Schon auf dem Treppenabsatz kam sie mir entgegen; aber wenn ich auf einen Kuß gehofft hatte, so sah ich mich enttäuscht, denn oben stand die Tante und winkte mir freundlich zu.
Und die alte Dame mußte über die Zufälligkeit, daß Heri und ich uns gesehen hatten, ihre eigenen Gedanken haben, denn unvermittelt fragte sie mich jetzt: „Haben Sie gewußt, daß Heri wieder hier ist?“
Ich war augenblicklich nach einer Antwort verlegen, aber Heri kam mir sofort zu Hilfe und sagte: „Aber woher denn, Tante! Oder doch“ – und sie blinzelte mir ermunternd zu – „deine Mutter hat gesagt, sie werde es dir schreiben.“
Dadurch hatte auch ich meine Fassung gewonnen und bestätigte nun Heris schlaue Worte: „Ja, meine Mutter hat mir geschrieben, daß du kommen wirst, aber wann, wußte sie jedenfalls selbst nicht. Ich dachte, es würde nach Ostern sein!“
So gelang es uns wirklich, die Tante zu täuschen, und als sie einmal das Zimmer verließ, erhielt ich auch meinen Kuß und durfte für ein Weilchen meine zitternden Hände um die liebe, schlanke, biegsame Gestalt schlingen.

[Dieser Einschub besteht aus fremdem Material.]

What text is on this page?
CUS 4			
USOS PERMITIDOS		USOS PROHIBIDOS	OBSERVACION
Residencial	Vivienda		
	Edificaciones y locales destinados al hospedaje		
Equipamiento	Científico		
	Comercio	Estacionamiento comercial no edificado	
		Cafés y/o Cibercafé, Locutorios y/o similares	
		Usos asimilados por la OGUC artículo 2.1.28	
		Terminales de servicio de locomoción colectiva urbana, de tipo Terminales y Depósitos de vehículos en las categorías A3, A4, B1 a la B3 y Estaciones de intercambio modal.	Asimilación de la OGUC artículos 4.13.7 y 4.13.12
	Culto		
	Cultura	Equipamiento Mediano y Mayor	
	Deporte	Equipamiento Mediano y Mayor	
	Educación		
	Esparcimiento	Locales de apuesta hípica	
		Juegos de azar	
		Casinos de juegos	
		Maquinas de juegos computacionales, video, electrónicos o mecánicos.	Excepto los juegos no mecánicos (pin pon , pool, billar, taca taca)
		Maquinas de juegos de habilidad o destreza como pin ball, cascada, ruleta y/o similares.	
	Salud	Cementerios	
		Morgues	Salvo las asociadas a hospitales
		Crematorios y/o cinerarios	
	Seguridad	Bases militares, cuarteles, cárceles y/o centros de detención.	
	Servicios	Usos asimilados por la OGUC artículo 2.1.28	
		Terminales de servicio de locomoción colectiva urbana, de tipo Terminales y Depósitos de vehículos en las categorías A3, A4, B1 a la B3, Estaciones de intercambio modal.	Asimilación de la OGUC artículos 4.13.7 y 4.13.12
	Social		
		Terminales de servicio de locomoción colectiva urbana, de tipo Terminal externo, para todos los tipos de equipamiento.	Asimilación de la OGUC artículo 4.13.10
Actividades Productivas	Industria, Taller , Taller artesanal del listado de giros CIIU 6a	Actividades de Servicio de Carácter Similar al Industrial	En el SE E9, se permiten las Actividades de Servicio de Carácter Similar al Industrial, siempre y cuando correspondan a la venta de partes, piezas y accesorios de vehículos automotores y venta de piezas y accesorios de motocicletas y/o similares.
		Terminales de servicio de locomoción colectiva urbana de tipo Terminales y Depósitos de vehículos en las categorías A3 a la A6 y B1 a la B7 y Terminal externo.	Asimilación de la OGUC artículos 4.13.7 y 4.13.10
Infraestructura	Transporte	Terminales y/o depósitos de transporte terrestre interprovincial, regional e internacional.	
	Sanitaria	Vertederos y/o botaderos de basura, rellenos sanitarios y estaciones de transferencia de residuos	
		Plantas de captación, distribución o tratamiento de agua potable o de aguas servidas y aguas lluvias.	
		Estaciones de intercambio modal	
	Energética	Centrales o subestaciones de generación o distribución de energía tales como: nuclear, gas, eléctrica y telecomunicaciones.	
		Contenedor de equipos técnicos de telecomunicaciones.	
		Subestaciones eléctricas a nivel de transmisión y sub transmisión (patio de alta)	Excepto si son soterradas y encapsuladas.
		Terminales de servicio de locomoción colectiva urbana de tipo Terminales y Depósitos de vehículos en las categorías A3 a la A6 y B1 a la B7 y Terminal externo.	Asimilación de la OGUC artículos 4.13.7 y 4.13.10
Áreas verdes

Als die Tante wieder zurückkam, saßen wir aber ganz ruhig plaudernd gegenüber und dann sprachen wir alle drei noch von den verschiedensten Dingen, wobei ich auch erfuhr, daß sich bei meiner Mutter ein Herzleiden eingestellt habe.
„Davon hat sie mir aber noch nie etwas gesagt!“ versicherte ich erschrocken.
„Es ist ja auch gar nicht so arg, sie wird dich eben nicht aufregen wollen!“ tröstete mich Heri und auch die Tante meinte, daß kleine Herzfehler ein allgemeines Übel seien, dem man nicht viel Bedeutung beilegen dürfe.